Just to explain. My reasoning behind my excessive use of optional arguments is because I found that Sponges argument error and usage outputs aren’t very helpful, and the more complicated the command the more confusing it can get when entering an invalid argument or command. Doing this way allows to override Sponges output and use my own. I’ve never liked doing this way but it was either that, go low level or deal with flooding of questions, (pex anyone?). I always planned on changes this as Sponge development progressed, just haven’t found a good solution other than maybe creating my own generic arguments which I haven’t look into that much.
The configs is just an old habit from early Sponge development. I have a tendency to borrow code from my other projects if it wasn’t obvious.
Feel free to submit a PR to make them better. Meanwhile, you may as well just directly implement CommandCallable and split(" ") since you’re not actually using the high-level API. I find that a slightly difficult help message is worth being able to make a command in four lines.
My question is why when executing a sub command that is missing arguments it returns the usage of the root command and not the sub command? At least that’s what I’m seeing. Example /border info requires world argument. I’d expect the Usage output to be
When generating out to the world border, if you stop part way through (from a crash or nuclear meltdown, whatever) and then start it up later, will it take the same amount of time as if it was started from the beginning? And I’m assuming it doesn’t regenerate existing chunks
I know it says easy to use, but the diameter command is not well explained. I looked at the current border for my world. whatever it defaults to and it says “6.0E7”
No idea what that means. I was expecting a diameter in blocks to set. For instance if I wanted my world to be more 30,000 blocks in diameter, I’m not sure what to enter in the diameter command to get the world the size I want it and I see no link to a wiki or even a read me file to explain the commands and usage of the plugin
Eh, it’s just adding zeroes; it’s just another way of saying “6 then seven 0’s” which is probably my preference for number illustration. That said, users aren’t all going to know how it’s laid out, so I agree it’s probably worth changing
Is this the case @TrenTech? My server died at 11% inexplicably after hours of chunk loading. Would be interesting to know if this picks up from it, or does the progress all over again. Similarly, if the latter is truly the case, will it then regenerate (and wipe) previously generated chunks?
Because if it does not re-generate, then it means that it is tracking down what chunks are generated, and therefore the process can be stopped, and continued without loosing said progress.
If there is a way to change you should, no matter how fast the google search is to learn it you will get endless “how do I make my map this size” post on here. Most like myself will come here to post questions for the dev instead of googling the term. One of the practices of this kind of dev process is helping the dev by providing feedback instead of googling your answer.

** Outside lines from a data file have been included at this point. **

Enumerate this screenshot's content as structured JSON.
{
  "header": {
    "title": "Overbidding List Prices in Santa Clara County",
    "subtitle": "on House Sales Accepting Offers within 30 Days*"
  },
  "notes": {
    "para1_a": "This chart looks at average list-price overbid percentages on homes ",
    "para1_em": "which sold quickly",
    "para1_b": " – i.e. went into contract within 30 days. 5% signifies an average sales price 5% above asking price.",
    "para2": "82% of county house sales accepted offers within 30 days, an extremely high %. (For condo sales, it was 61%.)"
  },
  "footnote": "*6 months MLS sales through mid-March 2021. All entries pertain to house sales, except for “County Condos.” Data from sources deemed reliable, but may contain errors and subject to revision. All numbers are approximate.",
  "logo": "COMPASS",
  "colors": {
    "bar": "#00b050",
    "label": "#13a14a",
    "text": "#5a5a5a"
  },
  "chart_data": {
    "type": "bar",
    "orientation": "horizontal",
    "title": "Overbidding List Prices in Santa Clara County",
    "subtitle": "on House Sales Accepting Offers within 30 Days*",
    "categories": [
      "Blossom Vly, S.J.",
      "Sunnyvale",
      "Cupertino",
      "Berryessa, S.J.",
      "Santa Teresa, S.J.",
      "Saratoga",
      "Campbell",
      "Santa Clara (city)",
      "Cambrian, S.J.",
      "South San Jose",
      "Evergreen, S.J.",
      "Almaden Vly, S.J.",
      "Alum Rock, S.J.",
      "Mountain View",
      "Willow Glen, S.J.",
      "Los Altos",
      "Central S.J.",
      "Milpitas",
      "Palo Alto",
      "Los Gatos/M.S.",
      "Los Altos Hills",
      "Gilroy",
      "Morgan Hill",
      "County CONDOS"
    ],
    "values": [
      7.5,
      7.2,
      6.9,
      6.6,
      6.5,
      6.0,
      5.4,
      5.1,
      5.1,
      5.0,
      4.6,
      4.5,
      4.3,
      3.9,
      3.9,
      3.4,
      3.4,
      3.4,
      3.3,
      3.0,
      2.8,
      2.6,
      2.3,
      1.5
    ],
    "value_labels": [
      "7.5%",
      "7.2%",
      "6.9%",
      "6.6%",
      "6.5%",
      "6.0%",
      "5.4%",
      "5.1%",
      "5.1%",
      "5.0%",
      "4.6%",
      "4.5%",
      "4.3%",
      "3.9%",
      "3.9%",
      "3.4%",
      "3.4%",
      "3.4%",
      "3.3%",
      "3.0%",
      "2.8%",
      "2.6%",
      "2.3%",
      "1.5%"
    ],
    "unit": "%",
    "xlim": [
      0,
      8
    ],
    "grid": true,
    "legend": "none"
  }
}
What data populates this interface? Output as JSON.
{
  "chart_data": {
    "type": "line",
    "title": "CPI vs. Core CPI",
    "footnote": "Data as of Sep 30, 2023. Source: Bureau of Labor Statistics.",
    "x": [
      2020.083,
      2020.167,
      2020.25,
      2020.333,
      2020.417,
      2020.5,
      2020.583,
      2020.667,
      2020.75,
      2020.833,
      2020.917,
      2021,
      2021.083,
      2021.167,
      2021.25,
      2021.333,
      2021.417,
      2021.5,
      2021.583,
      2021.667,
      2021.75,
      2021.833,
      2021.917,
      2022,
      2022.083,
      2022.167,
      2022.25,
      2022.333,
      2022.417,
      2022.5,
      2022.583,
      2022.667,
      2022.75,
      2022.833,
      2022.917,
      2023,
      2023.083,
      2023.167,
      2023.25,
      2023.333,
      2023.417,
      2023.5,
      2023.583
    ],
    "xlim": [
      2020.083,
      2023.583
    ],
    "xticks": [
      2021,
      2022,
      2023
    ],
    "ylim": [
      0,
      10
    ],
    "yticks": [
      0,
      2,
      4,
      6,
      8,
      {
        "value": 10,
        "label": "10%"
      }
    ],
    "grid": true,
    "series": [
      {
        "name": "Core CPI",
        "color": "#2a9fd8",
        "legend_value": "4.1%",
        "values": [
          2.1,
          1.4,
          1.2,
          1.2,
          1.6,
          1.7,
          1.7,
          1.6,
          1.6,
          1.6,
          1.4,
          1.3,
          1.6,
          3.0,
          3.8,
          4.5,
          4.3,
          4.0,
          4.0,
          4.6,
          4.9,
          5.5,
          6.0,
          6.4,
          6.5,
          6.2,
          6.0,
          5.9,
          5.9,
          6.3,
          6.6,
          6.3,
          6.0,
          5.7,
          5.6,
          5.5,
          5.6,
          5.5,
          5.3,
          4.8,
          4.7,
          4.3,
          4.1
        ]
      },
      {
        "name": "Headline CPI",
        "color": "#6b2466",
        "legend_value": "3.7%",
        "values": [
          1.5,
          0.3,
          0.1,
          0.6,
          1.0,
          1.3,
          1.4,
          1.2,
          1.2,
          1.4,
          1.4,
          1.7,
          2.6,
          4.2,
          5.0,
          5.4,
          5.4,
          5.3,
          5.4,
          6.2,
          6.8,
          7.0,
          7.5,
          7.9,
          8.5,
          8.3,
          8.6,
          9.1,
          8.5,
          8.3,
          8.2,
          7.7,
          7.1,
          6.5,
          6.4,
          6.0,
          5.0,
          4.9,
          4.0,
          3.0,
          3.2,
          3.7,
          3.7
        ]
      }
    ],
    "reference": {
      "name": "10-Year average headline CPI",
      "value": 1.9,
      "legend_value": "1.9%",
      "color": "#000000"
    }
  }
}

Also googling it only takes 5 secs when you google the equation, if you don’t know the name of the equation or how its used then trying the same google search in reverse becomes frustrating (IE I know I want X amout of blocks as my world size but don’t know the equation needed to get that number)
Just putting a scientific equation as a value in the config file seems not user friendly and not needed when you could have the player say the amount of blocks out right. The shortest distence between two lines as they lines. Now that I know it was unintentional I’m glad I brought it up so it can have attention brought to it and hopefully get changed. The value of feedback
This is part of the HOCON spec by default. We don’t work with configuration files directly, we just use the library, which does this.Simply auto-saving the file causes it to be processed like that. The long form of the number works too.